The funeral service for Matt Campbell was in the old neighborhood’s church. Paul sat in the back. He’d been late, driving from the retirement community he now lived in, about an hour away. At his age, 75, he didn’t like to drive on the freeway but he felt he should go to Matt’s service. He and Matt, along with Bob Simmons and Charlie Foster and been neighbors and fellow tennis players at the old club for, how long was it, maybe 20 years. Bob had since dropped out of sight. Charlie had moved back East. He and Paul exchanged cards on Christmas. In a way it was funny that Matt, who was over six feet tall and the strongest of them was, if Bob was still around, the first to go. But he’d been battling lymphoma for years and it had finally gotten him.


The church was surprisingly full. Paul recognized a few people from the old days but most of them were strangers to him, and younger. He did recognize Matt’s son, sitting up front, with what Paul assumed was his family, a wife, a son and a daughter. When Paul had last seen him Steve had been a kid, now he was a middle-aged man. Steve spoke last, telling everyone what a great father Matt had been. Then it was over.


Paul stood up and waited for his chance and then said hello to Steve. Steve recognized him. “Thanks for coming,” he said. “You and my Dad and those two other guys played a lot of tennis at the old club.”


  “Yes, we did, twice a week for a lot of years, once on Saturday morning and once on Wednesday night.”


  “You were known as the Fearsome Foursome.”


  “I don’t know how fearsome we were, but we had a lot of fun.”


Steve asked where Paul was living now. Paul told him about the retirement community and that, no, he didn’t play tennis any more, he’d had a hip replacement a couple of years ago and that was the end for him and that yes, his wife Sally was doing fine. Some other people wanted to speak to Steve and Paul was moved aside. He wandered around for a while, found a couple he’d known and talked with them for a bit and found out that yes, the old club was still there but was getting a bit rundown. There’d be some kind of lunch later but Paul decided that he’d leave.


In the church parking lot Paul, on an impulse, decided he’d drive over to the club, which was only a short distance away. The gate was open and not many cars were in the parking lot. Paul parked and walked over to where the tennis courts were. The club was a small one, five courts. Paul remembered that when they played interclub the other swim and tennis clubs had nice clubhouses while when the other teams came over all they could offer them was a bench, a few plastic chairs and a Coke machine.


Only one court was occupied, a couple of teenagers playing. The others were empty and Paul could see some cracks in them.

Paul watched the teenagers play for a while. They were pretty good. He envied them their youth.   Then he looked at one of the empty courts but he wasn’t seeing an empty court. Paul crouched down at the net waiting for his partner Matt to serve. Matt always tried to serve hard and was as likely to hit the ball into the net as not. Paul hadn’t told this to Matt’s son Steve.

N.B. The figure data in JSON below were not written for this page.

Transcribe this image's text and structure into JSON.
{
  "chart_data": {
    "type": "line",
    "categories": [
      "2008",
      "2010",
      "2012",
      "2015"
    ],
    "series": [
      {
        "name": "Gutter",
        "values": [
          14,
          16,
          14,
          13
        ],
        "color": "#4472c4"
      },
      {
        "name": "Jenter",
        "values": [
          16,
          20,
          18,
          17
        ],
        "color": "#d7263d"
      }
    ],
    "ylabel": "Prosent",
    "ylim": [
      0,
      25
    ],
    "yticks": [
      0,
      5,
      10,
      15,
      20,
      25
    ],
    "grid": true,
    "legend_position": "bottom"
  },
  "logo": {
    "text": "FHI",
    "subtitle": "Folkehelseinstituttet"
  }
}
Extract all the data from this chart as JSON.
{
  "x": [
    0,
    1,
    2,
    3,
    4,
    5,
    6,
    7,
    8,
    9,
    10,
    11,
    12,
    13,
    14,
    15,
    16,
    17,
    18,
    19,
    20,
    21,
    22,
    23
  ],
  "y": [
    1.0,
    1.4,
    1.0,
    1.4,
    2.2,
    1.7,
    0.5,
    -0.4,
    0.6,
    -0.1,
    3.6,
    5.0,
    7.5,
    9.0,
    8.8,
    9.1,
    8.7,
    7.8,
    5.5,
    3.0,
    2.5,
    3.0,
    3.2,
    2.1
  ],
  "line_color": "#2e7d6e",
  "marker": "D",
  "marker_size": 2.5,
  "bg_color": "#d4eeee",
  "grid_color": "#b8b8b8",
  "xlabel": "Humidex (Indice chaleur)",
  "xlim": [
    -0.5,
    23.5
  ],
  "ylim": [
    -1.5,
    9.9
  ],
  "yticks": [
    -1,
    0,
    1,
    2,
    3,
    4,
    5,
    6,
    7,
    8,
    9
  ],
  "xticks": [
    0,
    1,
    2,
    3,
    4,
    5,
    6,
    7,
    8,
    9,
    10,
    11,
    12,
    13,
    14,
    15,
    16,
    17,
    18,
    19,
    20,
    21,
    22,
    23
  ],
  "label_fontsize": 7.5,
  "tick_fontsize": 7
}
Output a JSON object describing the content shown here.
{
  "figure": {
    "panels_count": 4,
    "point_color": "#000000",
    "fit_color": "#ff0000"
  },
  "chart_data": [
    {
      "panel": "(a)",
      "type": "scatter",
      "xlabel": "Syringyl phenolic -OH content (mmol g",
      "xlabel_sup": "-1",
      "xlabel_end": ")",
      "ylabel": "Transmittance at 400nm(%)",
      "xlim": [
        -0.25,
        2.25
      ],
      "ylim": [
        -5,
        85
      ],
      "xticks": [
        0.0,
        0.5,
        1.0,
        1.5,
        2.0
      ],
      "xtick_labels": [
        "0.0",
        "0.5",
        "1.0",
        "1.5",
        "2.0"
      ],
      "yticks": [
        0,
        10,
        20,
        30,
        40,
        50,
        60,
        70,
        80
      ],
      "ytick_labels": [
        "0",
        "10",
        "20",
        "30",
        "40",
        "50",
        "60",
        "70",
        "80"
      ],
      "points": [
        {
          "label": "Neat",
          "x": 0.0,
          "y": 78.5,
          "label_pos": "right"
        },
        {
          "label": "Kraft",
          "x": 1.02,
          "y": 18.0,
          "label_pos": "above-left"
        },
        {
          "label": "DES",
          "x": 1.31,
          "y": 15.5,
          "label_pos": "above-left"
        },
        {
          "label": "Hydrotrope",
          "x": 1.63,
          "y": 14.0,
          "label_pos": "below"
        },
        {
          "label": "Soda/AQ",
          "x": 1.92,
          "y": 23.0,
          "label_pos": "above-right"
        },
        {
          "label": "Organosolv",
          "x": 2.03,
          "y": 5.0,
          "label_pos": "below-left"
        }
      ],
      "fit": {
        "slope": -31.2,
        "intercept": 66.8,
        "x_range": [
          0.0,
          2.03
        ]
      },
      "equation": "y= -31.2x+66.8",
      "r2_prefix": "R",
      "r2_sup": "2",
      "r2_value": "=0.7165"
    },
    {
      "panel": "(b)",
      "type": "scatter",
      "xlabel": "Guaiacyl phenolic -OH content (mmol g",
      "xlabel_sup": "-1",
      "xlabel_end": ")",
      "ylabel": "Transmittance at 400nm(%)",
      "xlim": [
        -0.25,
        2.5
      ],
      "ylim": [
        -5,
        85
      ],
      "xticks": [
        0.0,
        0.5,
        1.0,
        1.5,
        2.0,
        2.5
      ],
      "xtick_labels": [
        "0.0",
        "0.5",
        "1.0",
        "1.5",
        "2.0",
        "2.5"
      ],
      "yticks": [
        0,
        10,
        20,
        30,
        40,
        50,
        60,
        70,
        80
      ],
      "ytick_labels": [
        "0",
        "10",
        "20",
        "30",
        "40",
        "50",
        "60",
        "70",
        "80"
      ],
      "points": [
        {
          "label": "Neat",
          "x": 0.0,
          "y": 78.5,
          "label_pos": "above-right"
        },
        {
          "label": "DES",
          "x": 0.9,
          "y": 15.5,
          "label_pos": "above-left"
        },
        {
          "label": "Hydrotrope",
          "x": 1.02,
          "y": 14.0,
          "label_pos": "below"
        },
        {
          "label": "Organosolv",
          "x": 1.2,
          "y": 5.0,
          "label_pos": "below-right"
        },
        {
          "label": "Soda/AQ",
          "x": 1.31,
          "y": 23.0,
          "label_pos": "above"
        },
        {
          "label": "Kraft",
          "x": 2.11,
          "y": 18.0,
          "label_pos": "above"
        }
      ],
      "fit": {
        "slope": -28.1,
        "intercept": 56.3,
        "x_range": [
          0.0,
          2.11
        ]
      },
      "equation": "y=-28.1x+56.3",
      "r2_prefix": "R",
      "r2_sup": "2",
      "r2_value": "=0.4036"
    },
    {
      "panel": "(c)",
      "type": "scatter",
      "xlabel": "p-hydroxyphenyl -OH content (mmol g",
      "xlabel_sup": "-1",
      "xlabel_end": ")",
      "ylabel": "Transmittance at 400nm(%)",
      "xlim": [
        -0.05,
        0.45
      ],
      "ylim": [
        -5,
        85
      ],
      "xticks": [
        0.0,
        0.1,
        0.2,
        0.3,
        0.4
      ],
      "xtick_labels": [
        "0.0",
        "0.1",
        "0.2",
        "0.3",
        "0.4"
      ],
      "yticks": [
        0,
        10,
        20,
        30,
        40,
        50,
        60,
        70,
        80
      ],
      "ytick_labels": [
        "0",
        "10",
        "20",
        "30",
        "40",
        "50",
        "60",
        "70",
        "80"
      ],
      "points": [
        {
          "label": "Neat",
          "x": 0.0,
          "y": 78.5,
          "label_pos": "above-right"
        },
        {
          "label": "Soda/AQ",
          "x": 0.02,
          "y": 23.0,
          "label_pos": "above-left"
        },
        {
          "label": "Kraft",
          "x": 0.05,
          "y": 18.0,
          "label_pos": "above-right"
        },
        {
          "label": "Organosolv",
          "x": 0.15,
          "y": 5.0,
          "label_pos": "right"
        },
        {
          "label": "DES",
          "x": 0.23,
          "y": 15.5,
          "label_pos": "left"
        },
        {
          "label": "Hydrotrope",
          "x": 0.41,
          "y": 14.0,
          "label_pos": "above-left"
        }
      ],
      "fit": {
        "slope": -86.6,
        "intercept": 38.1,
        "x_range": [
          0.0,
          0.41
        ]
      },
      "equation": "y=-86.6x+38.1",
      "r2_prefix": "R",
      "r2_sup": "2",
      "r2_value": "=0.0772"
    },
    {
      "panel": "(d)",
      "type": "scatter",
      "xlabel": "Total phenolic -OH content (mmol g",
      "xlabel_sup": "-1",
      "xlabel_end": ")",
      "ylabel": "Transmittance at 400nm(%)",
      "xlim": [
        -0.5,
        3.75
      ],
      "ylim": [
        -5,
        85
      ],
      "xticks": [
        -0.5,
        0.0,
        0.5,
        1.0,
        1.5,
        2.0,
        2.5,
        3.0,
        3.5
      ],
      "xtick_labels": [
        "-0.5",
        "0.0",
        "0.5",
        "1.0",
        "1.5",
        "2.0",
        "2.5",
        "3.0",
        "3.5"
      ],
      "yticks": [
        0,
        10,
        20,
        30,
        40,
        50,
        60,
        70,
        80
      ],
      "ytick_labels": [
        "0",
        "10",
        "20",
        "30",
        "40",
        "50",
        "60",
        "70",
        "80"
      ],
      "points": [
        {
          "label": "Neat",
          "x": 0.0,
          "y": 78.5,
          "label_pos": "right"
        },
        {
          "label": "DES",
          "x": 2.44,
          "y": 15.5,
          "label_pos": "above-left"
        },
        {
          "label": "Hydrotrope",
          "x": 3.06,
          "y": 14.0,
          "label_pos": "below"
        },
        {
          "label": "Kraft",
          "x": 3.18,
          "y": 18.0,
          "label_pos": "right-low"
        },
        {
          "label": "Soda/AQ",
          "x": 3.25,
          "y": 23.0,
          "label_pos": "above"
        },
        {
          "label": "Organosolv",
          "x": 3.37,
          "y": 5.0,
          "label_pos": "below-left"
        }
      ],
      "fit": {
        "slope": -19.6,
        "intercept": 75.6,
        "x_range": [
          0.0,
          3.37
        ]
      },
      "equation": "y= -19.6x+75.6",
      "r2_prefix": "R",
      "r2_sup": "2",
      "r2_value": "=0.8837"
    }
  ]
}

This serve went over, a hard one to the right corner.   Bob, who was short and fast as a rabbit scuttled over and returned it just out of Paul’s reach. They hit back and forth until Charlie, who was the best player, hit a good shot to win the point. They continued to play. Their practice was to play three sets, changing partners with each set. After, they’d sit out on the club’s plastic chairs and drink Cokes. They’d talk about their jobs, their families and the world’s problems. When they were older they’d talk about their aches and pains.


Paul watched the empty court for a long time and then what he was seeing became blurred. His wiped his eyes.. He turned and went back to his car. He drove back carefully, thinking that when he got back he’d try to find Charlie’s last card and get in touch with him.